Research Topics

Please get in contact with us if you would like to collaborate, share thoughts, or have questions.

These are our (main) research topics:

Empowering crowds with mobile sensing devices

Mobile crowdsensing is a recent and emerging paradigm which leverages the sensing data from the mobile devices of a huge number of people (the crowd) to serve various goals. These include business goals as for example designing and evaluating a health care product. But mobile crowdsensing systems may also be used to improve public and individual services. Concrete examples include weather monitoring in rural areas of East Africa as well as participatory citizen sensing systems for sharing information on water conditions and flooding in Vicenza, Italy and Doncaster, UK.

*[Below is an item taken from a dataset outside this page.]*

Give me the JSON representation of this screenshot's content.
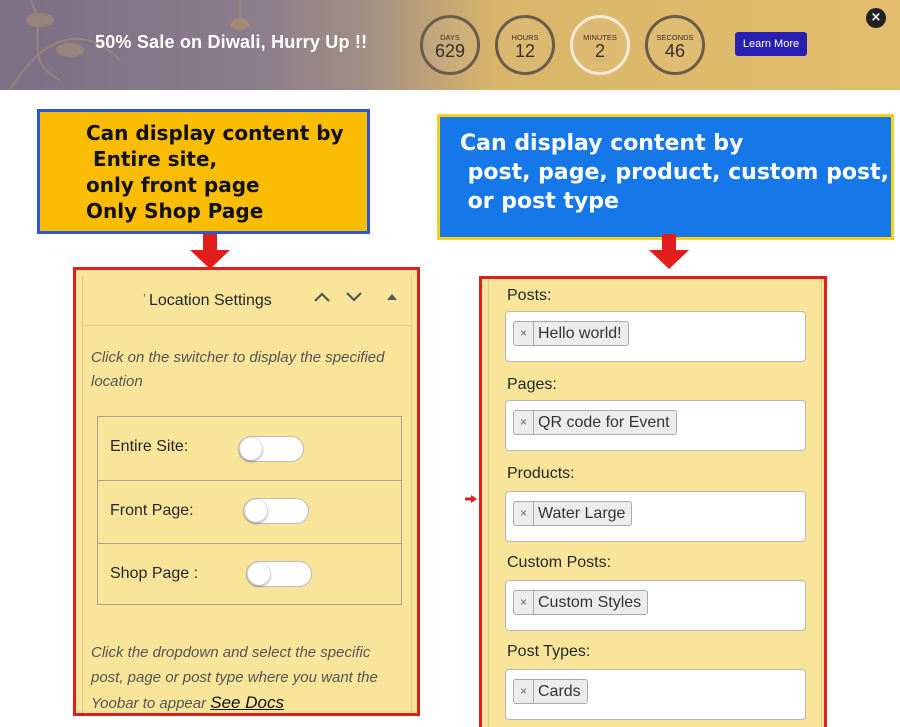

In current applications of mobile crowdsensing the view point of crowd participants is frequently neglected or extremely simplified. We have conducted several experiments suggesting that this neglect may yield to enormous efficiency loss in terms of costs and time. Crowdsensing can be viewed as a market. Unlike old-known markets where goods are supplied by companies, here the goods are the cumulative product of a large amount of people. The participants in crowdsensing usually operate no specialized business, but qualify due to circumstances that they own desired resources. They obtain benefits for their participation in the form of idealistic, monetary, or other personal rewards. We view the crowd from a perspective, where contributors are aware of their value. We aim to distribute crowdsensing tasks to balance and minimize loads imposed on the participants.
Empowering crowds with mobile sensing devices

Balancing loads in mobile crowdsensing systems

The efficient operation of mobile crowdsensing systems involves the non-trivial issue of distributing work loads among a huge number of heterogeneous participants to solve crowdsensing tasks. These loads should be balanced to optimize short and long-term system performance with respect to costs, quality of results, user satisfaction and further metrics specific to a certain application.

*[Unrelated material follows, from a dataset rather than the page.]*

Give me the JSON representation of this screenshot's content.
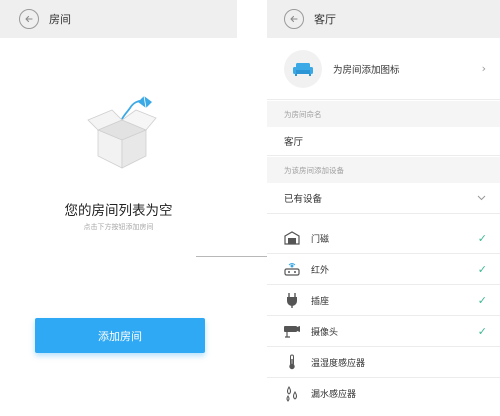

Consider the following example:
We seek to create an up-to-date tempo-spatial noise level map of an area. We are given a tessellation of this area and a group of crowd participants equipped with smart phones is scattered over the area. Using the external microphones of their smart phones, the crowd participants may provide sensed noise levels with location and time stamp. The question we would like to answer is: How can we cover the whole area while minimizing the amount of time a single participant is involved?
Load balancing provides answers to this question. We will adapt and combine knowledge from resource allocation, scheduling, online optimization, big data analytics, parallel computing and game theory to achieve load balance.

A major part of our research and experiments at swissnex San Francisco is to test the performance of load balancing algorithms for mobile crowdsensing systems.